5.3 Voor de beantwoording van de onder 5.2 vermelde vraag, heeft de rechtbank behoefte aan voorlichting door een onafhankelijk deskundige. Gelet op de aan de deskundige voor te leggen vraagstelling, zoals deze hierna nog aan de orde komt, kan de rechtbank zich voorstellen dat als deskundige zou kunnen fungeren een aan een Academie voor Lichamelijke Opvoeding (ALO) verbonden docent turnen.
5.4 Partijen twisten verder over de feitelijke toedracht van de val. [eiser] stelt dat de val is veroorzaakt doordat [kind] bij zijn sprong niet is opgevangen door de twee medeleerlingen (vangers) die achter de bok stonden opgesteld in combinatie met een verkeerd opgestelde bok. De gemeente stelt daarentegen dat [kind] wel degelijk is opgevangen door deze vangers en pas nadat hij op de mat was geland is gestruikeld. Ook stelt de gemeente dat een bok niet verkeerd kan staan (hij staat in de breedte of in de lengte).
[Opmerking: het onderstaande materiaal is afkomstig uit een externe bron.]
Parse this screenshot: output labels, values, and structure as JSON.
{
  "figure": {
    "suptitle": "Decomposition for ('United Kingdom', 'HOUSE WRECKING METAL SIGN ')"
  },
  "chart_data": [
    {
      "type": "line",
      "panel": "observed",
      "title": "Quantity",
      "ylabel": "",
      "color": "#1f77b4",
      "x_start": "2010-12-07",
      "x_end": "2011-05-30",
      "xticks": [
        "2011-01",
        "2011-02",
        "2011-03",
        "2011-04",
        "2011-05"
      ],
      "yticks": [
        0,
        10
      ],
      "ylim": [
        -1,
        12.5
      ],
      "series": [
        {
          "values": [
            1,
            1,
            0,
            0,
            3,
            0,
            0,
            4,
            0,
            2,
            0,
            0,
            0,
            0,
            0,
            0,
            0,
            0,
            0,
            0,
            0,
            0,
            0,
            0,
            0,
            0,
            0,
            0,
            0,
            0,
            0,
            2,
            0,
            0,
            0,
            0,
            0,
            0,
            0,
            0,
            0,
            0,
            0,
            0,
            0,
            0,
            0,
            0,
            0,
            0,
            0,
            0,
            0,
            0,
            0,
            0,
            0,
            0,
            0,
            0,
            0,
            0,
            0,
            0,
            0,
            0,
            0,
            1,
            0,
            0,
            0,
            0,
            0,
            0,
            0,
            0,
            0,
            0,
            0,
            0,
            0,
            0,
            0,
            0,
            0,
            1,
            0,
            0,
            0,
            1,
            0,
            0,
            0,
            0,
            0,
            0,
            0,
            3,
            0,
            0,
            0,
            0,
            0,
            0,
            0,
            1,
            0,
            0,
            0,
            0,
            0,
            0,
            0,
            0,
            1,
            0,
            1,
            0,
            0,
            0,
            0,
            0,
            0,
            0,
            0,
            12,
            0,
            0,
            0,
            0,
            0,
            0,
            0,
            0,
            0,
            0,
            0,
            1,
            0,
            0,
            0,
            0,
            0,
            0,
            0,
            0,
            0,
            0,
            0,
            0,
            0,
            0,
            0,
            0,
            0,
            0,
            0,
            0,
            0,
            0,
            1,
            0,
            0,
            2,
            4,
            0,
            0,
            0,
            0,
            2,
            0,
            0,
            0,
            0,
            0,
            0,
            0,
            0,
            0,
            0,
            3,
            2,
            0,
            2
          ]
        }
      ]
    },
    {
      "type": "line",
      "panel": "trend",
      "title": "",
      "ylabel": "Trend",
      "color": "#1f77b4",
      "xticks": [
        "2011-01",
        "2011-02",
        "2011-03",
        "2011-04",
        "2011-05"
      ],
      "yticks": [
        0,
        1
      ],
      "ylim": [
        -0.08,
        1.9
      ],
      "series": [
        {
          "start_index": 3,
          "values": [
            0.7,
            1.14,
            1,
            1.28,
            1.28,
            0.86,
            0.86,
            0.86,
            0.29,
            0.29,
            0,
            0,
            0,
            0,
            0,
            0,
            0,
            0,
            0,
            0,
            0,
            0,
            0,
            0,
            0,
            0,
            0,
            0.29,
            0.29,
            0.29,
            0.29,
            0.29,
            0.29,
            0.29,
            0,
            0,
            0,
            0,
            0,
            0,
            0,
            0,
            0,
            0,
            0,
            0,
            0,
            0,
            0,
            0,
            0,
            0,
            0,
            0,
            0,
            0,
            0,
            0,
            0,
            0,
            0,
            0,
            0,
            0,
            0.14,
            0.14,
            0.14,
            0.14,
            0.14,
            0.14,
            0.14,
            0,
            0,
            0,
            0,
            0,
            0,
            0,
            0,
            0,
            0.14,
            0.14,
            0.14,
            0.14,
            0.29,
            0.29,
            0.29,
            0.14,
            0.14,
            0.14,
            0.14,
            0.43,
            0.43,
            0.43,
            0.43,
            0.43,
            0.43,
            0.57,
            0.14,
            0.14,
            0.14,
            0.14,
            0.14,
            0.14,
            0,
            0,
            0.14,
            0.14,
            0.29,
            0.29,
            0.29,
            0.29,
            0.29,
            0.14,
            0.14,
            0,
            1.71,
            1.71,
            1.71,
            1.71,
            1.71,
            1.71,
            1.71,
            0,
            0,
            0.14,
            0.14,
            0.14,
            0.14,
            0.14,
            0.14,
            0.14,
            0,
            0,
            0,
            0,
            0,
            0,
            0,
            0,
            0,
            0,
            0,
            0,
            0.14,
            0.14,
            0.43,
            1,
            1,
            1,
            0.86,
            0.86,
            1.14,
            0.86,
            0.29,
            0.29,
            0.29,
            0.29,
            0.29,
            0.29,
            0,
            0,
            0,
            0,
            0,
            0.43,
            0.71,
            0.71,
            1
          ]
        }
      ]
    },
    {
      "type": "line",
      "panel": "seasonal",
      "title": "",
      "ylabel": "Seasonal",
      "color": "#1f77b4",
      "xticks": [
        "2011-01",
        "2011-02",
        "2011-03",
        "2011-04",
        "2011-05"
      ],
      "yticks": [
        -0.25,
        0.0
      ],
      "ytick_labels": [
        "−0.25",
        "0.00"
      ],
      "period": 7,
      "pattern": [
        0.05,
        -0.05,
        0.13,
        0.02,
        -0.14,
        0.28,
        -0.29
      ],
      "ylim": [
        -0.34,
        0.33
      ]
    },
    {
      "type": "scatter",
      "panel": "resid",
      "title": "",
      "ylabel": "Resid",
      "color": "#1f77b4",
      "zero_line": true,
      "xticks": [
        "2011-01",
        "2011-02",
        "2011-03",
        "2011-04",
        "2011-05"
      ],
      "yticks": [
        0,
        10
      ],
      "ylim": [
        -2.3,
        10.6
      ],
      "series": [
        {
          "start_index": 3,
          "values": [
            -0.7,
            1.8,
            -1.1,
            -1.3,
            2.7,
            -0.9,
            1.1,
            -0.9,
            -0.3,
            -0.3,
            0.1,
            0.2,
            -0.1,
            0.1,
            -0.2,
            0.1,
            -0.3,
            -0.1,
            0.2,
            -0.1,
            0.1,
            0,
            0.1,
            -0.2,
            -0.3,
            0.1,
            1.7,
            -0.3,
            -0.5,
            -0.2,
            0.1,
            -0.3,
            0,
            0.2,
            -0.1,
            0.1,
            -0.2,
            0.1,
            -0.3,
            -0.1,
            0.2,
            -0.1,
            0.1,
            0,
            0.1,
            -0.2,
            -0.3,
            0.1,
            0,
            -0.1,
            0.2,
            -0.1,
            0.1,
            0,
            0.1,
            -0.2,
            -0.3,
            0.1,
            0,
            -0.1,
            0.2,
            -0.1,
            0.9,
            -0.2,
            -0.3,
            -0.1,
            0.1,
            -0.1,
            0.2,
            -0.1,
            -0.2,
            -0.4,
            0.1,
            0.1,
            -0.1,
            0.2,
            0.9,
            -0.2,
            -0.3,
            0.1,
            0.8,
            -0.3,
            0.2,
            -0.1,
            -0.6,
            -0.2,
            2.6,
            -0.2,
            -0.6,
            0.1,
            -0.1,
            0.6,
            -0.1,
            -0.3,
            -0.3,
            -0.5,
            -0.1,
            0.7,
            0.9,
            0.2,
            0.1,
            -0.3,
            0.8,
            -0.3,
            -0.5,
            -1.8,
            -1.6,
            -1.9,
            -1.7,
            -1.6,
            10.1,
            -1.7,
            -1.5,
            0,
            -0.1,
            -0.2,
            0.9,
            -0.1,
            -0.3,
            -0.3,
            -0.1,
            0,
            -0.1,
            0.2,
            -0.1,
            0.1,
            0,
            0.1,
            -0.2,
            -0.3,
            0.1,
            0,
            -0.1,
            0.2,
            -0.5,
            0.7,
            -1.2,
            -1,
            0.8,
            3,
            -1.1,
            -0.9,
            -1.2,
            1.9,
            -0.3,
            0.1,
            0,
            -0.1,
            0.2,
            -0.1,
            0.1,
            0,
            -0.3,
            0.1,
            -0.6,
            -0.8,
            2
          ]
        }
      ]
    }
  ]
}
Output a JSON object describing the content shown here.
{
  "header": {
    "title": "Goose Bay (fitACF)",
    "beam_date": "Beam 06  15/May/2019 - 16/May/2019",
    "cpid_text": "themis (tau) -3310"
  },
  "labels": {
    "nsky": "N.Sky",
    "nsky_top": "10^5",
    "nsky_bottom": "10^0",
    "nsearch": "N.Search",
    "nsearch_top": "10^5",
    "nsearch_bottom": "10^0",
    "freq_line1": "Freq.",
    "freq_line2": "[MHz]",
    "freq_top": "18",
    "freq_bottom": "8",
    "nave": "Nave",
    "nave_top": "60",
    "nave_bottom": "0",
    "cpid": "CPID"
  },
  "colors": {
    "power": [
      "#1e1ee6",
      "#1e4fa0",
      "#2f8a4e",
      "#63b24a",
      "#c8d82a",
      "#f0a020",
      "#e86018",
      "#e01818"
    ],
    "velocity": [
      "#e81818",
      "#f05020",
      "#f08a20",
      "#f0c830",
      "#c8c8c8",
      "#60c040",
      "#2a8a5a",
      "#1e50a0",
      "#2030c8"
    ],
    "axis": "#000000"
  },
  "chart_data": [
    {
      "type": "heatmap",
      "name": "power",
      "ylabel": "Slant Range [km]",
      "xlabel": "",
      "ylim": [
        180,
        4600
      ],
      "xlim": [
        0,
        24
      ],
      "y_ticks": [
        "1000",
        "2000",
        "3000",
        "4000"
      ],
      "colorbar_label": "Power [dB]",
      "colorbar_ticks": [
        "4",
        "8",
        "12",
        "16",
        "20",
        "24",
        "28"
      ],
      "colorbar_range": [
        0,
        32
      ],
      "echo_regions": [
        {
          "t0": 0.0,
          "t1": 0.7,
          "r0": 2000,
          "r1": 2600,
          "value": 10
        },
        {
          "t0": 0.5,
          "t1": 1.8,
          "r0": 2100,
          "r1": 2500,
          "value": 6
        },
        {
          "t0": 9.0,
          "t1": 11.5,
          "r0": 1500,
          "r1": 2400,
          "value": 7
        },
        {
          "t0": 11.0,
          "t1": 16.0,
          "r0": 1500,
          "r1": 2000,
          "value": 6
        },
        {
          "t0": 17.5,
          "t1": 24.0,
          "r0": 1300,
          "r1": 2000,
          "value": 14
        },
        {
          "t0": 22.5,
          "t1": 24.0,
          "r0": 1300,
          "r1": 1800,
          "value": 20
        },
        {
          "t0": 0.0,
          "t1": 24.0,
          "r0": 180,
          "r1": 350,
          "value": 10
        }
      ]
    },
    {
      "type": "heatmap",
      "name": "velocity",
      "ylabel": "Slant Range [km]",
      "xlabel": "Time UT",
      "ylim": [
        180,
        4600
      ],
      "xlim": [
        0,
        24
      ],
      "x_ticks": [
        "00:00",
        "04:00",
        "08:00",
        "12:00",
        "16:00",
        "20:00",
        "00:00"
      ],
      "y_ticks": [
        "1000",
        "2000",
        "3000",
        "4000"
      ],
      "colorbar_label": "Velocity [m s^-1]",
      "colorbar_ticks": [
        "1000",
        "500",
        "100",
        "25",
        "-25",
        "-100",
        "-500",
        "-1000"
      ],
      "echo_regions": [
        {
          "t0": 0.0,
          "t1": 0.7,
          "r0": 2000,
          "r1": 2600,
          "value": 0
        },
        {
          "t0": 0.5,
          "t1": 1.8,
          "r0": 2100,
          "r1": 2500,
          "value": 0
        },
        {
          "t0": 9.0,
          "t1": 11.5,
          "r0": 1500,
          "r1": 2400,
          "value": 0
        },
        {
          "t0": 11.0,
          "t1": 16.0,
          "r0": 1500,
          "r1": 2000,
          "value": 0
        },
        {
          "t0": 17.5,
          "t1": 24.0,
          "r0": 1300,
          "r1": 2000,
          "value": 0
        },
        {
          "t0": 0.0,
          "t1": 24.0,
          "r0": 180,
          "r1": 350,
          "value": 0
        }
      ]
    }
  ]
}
De rechtbank acht het praktisch om eerst het oordeel van de deskundige af te wachten alvorens te bezien of het nodig is om ten aanzien van deze toedracht (en eventuele andere feiten) over te gaan tot nadere bewijsvoering. De deskundige zal worden gevraagd om in het onderzoeksrapport aan te geven of en zo ja, in hoeverre, deze ter discussie staande feiten bij zijn oordeel een rol spelen.
5.5 De rechtbank stelt voor, mede in aanmerking nemend hetgeen hiervoor is overwogen, om in ieder geval de volgende vragen aan de deskundige te stellen:
1. Heeft de gymnastiekdocente bij de inrichting en uitvoering van de gymnastiekles op 11 februari 2005 voldoende en passende voorzorgsmaatregelen getroffen ter voorkoming of beperking van het risico van een ongeval en de gevolgen daarvan?
Wilt u bij de beantwoording van deze vraag in ieder geval ingaan op de volgende aspecten:
- de inzet van 12- en 13-jarige medeleerlingen als vangers;
- het laten opstellen van de gymtoestellen (waaronder de bok) door 12- en 13-jarige leerlingen.
2. Had de gymnastiekdocente in het specifieke geval van [kind], gelet op diens leeftijd en lengte, bij het oefenen van het onderdeel bokspringen aanvullende voorzorgs- en/of veiligheidsmaatregelen moeten treffen? Indien ja, waaruit zouden deze aanvullende voorzorgs- en/of veiligheidsmaatregelen dan moeten hebben bestaan?
3. Maakt het voor de beantwoording van de onder 1 vermelde vraag uit en zo ja, in
hoeverre, of:
- [kind] al dan niet door de vangers is opgevangen;
- [kind] mogelijk pas nadat hij is opgevangen is gestruikeld;
- de bok mogelijk verkeerd heeft gestaan.
4. Zijn er nog andere feiten waarover tussen partijen discussie bestaat, die van belang zijn voor het eindoordeel van de deskundige, en zo ja, welke zijn dat?
5. Welke omstandigheden zijn naar het oordeel van de deskundige verder van belang, ten behoeve van de door de rechtbank te nemen beslissing?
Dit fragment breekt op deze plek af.